For Nikon D40 users, which macro lens is best?

Discussion in 'Nikon' started by magdabeda, Feb 8, 2008.

  1. Hey everyone, I bought a dSLR Nikon D40 about three weeks ago. I love
    shooting macro, droplets, flowers, eyes, ect.
    The problem is, that I don't have any clue which macro lens to buy. There are
    so many, but don't work automaticly with the D40. Any suggestions that work
    auto and manual with the D40, would be greatly appreciated

    Thanks Magda.
     
  2. The 60mm AF-S and 105mm AF-S VR will work but are very expensive. Why not learn to manually focus and maybe manual settings for an inexpensive lens.
     
  3. Oh I can manually focus, but some lenses are completely incompatible with the D40. That's my worry. Usually i shoot on Manual, but auto is always something good to have. If not... then maybe, you could tell me lenses that are really sharp and great for macro, no auto... but still cooperate with the D40.

    Greatly Appreciated
    Magda,
     
  4. Other than for the issue of not autofocusing on a D40, the 100/105mm f2.8 macro lenses from Tamron, Tokina and Sigma are all very good. They cost a fraction of what the 105mm AF-S VR Nikkor does and are all otherwise compatable with a D40.

    Something that you will soon learn about macro is that autofocus is almost useless anyway. The depth of field at the short distances and high magnification is so shallow that AF simply doesn't work consistently. That being the case, the lack of autofocusing on a D40 for macro is not a major issue.

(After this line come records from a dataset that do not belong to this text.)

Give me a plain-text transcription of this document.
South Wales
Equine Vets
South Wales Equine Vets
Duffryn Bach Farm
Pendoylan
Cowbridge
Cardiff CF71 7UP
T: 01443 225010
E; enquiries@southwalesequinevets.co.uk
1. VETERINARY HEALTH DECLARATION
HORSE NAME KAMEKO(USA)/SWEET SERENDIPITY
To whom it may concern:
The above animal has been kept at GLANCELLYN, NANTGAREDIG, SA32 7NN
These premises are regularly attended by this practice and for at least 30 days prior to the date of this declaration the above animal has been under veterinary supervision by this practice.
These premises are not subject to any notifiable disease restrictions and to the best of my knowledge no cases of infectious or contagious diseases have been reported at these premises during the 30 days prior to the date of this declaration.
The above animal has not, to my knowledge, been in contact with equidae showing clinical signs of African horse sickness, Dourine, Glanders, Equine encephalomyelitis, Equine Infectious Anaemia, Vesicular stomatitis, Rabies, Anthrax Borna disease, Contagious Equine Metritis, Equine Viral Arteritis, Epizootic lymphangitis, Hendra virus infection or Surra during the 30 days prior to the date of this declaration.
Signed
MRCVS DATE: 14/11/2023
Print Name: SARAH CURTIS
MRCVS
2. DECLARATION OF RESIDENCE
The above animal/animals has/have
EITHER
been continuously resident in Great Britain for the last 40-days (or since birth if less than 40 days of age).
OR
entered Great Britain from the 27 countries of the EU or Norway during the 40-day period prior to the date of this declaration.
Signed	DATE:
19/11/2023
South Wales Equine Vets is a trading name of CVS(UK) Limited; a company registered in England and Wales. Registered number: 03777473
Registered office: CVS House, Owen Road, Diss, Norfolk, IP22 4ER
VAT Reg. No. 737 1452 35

    The drawback is that you would still have to manually focus at "normal" shooting distances. You pay your money and you take you choice.
     
  5. The Sigma 150mm and 180mm macro lenses have the HSM motor so will work fully with the D40. As yet the 50mm, 70mm, and 105mm have not been updated to include the motor but all are superb macro lenses. HSM is the equivalent of AF-S. http://www.sigma-imaging-uk.com/lenses/macro/macro.htm
     
  6. Wow. Thank you for telling me these things Richard and Nick.
     
  7. You can buy a used 55mm f2.8 or f3.5 micro (I've recommended this course of action so
    many times people are tiring of me saying it I bet) for a little over a hundred bucks. It is
    totally "compatible" with your camera... if you don't mind going into manual mode,
    manual focus, and no meter. If you are shooting still subjects, it's not a problem. Just
    experiment with the exposure and look at the histogram and you'll be fine. That's what i
    do. In fact, I would rather manually focus at close distances anyway, for the reasons stated
    above.

    If you want something totally compatible in terms of AF and all possible metering modes,
    choose between the AFS 60mm (brand new) and the AFS 105 with VR.

    The Tamron 90 seems to be great to go with, too. All modes supported, but you will need
    to manually focus.
     
  8. Since macro work doesn't depend on speed, the D40's ability to mount old non-Ai 55mm Micro Nikkors is a huge advantage. These were some of the sharpest lenses Nikon made. eBay's usually clogged with these at very low prices--cheap enough for some experimentation.
     
  9. Magda,

    What is your budget?
     
  10. Yes some of the older pre Ai 55mm f3.5 lenses may be a good excuse to get a used or new D40(x)as a second body ^^.
     
  11. Great. Gotta love ebay.
    My budget ... well, lets say I can go up to 500 $ Canadian. More could be a possiblity, BUT i'd rather buy a few other things too. Or I could get in debt... but i'd rather not :p
     
  12. Magda,
    go for an old pre Ai or Ai 55mm Micro-Nikkor. The D40 is a joy to use with these old lenses, and they produce outstanding images... and they're REALLY cheap these days. Regarding your concern about the D40's compatibility with older lenses... in an odd twist, the D40/40x/60 bodies are actually compatible with more lenses than any of their "big brother" Nikon DSLRs!

    As I've said elsewhere on photo.net, the combination of the D40/40x/60 small lightweight body with an older manual Nikkor is a real joy to use. Not having the meter is no big deal. Just take a test shot, check the LCD, adjust aperture or speed, and shoot away... for a LOT cheaper than a big heavy body + auto-focus zoom + too many bells and whistles that take your thinking away from the subject! Have fun.
     
  13. "Oh I can manually focus, but some lenses are completely incompatible with the D40. That's my worry."

    The D40x can handle most older lens. For more info see Thom's chart here:

    http://bythom.com/lensacronyms.htm
     
  14. That website you sent Manh, is very helpful... and Thank you everyone for telling me some great tips. I thought very kidishly about lenses I must admit.